Development of a National seamless database of topography and hydrologic derivatives


Sandra K. Franken
Dean J. Tyler
Kristine L. Verdin
Raytheon
EROS Data Center
Sioux Falls SD

Abstract

The recent completion of the National Elevation Dataset (NED) and the National Hydrography Dataset (NHD) has provided an avenue for nationwide development of topographically derived hydrologic data layers at a scale of 1:24,000. This multilayer dataset of hydrologic derivatives, entitled the Elevation Derivatives for National Applications (EDNA), is being developed by a consortium of participants, including the U.S. Geological Survey (USGS), National Weather Service (NWS), the Environmental Protection Agency (EPA) and others.  After the dataset is completed, terabytes of data will need to be stored, managed and distributed. To facilitate browse and, ultimately, delivery of the EDNA data, the consortium decided to manage the data layers with ArcSDE and provide browse and delivery of the data through the use of ArcIMS.

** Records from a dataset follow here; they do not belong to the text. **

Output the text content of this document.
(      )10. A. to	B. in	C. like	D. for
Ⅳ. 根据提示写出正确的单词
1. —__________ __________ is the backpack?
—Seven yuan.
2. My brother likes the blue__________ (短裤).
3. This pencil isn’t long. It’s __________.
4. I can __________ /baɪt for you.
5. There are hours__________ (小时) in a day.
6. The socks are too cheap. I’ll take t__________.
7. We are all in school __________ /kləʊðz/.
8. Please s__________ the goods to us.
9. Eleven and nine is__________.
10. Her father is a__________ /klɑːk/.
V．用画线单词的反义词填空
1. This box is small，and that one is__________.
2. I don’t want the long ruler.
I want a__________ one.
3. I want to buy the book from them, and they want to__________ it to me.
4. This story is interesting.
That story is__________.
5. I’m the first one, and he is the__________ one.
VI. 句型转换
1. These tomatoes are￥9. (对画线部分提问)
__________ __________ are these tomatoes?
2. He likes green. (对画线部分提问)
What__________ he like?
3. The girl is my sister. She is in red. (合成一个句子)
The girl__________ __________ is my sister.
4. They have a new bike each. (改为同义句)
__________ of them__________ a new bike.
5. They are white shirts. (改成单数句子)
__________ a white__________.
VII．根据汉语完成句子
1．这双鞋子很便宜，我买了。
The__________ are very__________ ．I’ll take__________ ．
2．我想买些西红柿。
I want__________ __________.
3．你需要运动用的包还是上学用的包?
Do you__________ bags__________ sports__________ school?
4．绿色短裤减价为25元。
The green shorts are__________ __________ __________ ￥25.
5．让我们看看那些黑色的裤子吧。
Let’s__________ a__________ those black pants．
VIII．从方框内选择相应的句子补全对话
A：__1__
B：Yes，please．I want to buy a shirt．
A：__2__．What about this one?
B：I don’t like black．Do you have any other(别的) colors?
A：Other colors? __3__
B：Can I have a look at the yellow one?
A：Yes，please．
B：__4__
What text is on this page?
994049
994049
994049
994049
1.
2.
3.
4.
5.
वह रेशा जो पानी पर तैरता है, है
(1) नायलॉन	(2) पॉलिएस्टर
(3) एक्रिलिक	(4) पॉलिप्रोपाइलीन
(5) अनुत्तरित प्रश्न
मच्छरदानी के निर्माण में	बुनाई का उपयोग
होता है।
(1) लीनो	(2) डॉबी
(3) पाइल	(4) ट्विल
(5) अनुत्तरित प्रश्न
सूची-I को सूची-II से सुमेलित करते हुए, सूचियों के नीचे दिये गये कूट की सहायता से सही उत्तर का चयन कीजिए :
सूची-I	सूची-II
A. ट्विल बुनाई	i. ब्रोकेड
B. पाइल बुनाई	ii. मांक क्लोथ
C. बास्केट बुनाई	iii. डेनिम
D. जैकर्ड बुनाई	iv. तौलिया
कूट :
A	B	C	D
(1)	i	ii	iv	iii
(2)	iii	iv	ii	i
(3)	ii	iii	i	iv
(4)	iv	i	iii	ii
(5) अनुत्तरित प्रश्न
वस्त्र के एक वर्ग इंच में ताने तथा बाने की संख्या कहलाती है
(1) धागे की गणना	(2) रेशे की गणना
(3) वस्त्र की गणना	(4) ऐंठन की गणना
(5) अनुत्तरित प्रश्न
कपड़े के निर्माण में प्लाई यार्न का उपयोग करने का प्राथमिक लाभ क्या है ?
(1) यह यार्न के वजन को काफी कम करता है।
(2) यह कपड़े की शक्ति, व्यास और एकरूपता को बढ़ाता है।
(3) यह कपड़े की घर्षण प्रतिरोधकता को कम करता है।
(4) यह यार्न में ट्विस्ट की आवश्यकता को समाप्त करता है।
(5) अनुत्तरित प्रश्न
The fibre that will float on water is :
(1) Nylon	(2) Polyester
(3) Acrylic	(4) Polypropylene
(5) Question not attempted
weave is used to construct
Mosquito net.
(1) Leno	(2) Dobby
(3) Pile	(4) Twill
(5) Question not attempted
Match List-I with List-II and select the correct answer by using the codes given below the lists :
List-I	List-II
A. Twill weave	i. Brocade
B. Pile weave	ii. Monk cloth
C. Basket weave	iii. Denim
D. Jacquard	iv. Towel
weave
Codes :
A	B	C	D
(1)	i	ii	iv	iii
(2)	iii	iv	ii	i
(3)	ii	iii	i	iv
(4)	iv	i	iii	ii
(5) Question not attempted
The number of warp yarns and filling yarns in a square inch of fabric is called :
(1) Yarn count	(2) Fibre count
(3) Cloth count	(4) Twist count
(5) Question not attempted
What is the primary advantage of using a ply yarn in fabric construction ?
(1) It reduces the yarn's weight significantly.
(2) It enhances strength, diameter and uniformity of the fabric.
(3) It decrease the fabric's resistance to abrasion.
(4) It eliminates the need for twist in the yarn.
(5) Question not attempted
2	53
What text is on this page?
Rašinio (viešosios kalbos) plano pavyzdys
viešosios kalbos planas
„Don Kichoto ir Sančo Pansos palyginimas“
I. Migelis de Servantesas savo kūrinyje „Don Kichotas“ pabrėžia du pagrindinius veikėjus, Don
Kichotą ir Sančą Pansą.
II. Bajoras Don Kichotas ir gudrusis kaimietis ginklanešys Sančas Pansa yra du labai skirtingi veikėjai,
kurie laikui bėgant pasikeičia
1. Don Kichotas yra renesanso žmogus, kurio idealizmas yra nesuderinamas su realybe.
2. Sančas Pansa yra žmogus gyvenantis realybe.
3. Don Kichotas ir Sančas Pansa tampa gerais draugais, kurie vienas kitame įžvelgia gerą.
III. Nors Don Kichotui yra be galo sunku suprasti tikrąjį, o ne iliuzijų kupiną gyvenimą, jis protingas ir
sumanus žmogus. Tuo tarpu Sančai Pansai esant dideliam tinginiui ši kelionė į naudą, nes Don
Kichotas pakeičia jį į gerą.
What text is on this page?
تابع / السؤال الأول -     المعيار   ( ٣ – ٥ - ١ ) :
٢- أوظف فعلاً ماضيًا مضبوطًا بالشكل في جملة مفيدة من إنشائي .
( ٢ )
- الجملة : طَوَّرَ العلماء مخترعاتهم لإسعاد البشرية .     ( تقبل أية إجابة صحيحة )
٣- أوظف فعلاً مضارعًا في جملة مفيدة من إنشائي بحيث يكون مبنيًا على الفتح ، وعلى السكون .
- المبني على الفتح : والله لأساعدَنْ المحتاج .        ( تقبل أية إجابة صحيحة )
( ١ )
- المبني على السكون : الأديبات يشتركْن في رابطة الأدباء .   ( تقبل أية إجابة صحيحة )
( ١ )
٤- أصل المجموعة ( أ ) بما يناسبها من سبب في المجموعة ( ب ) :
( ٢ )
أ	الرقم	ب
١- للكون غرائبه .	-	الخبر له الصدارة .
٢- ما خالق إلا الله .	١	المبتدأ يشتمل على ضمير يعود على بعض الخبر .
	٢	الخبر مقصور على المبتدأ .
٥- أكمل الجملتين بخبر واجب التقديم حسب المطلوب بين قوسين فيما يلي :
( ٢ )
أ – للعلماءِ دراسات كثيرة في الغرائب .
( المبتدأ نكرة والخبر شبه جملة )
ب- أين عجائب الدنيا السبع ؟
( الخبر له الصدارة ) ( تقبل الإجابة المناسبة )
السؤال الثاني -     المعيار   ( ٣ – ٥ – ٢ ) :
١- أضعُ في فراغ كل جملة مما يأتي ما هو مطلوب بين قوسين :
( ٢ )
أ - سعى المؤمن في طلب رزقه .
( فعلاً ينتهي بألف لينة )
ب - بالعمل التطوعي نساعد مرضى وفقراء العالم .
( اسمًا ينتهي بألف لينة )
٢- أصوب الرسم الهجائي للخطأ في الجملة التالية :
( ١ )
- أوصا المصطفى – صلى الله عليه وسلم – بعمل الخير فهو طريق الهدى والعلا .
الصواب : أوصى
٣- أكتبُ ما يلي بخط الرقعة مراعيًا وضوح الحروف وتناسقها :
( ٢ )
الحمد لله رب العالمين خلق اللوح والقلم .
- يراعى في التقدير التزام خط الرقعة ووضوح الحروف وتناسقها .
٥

____________________________

* Raytheon ITSS, USGS EROS Data Center, Sioux Falls, SD 57198 (Work performed under U.S. Geological Survey contract 1434-CR-97-CN-40274.)Any use of trade, product, or firm names is for descriptive purposes only and does not imply endorsement by the U.S. Government.

Any use of trade, product, or firm names is for descriptive purposes only and does not imply endorsement by the U.S. Government

Introduction

Increasingly, many local, state, and federal agencies that have the mandate for management of water resources are finding that their needs are not being met by existing digital data sets. Current national coverage of digital data sets, such as, drainage basin boundaries and consistent elevation-derived parameters, do not exist or are not of a suitable scale or consistency to allow management of small or mid-size watersheds. This problem has become more significant as the management of water resources, both in terms of quantity and quality, is becoming more and more based on the watershed scale.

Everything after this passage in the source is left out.